In 1953, when he was six months old, Gary Gault’s family moved from Wisconsin to Gary in hopes of finding better economic opportunities. Gary told me, “One brother came then the another brother came then a third brother came. We were one of the first people to live in Aetna.” Gary attended Aetna Elementary and then Wirt, graduating in 1971.
Gary recalled, “Dad was always working on his truck and would make me work on it, too. Kids in the neighborhood all thought it was great seeing great big semi coming down the street.” He played Little League, rode a bike everywhere, and walked the railroad tracks to downtown Gary to go to the shows. In 1971 Gary’s dad moved to Florida. Gary said, “I ain’t goin’ down there. I just got out of school, I got a girlfriend, and just got a job at a car and truck wash where 12 and 20 came together in Aetna.” Gary worked there about five years before hiring in at U.S. Steel.
Gary met Terry in 1988 at Fuzzy Ducks, a bar located on Route 6, now named the Road House.

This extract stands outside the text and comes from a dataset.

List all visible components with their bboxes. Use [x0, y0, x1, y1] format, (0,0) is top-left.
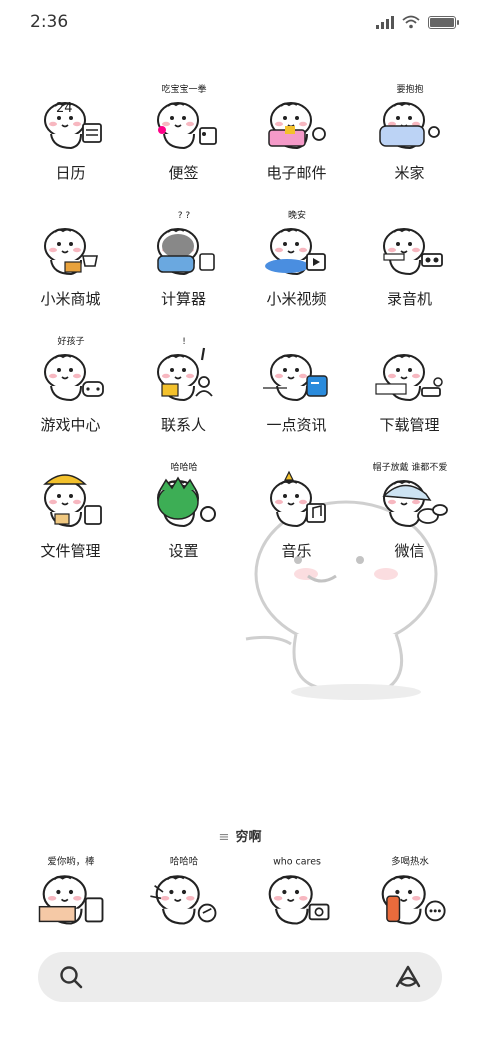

Terry asked him for a dance. She was seven years younger and lived in Porter. At the time Gary was in the process of getting divorce and working at American Bridge. Terry didn’t hear from Gary until three weeks later. He was in a softball tournament but told her he’d been thinking about her all the time. She was a waitress at Round the Clock and he’d often come in to be with her.
Terry married Gary, had a son Erick, moved to Porter in 1990, and had daughter Chrissie in 1992. Both she and Gary recalled cruising Broadway as teenagers and observing drag racing on a quarter-mile track behind Sammy’s Drive-In on Route 20. Gary added: “The police knew about it, too, but were cool about it.”
Terry recalled: “When I was living with my mom I wasn’t allowed to have a car so when I moved out at 17 I got a 1973 Pontiac Grand Prix, followed by a 1978 baby blue Buick Riviera: I loved to drive up and down Broadway just scoping out the guys. The one thing I never did was get in a car with anyone else. You always stayed in your own car because people thought of Gary as being dangerous. My Riviera I bought on credit. I paid two hundred a month for four years. Even though I took good care of it, I still blew two engines on it.”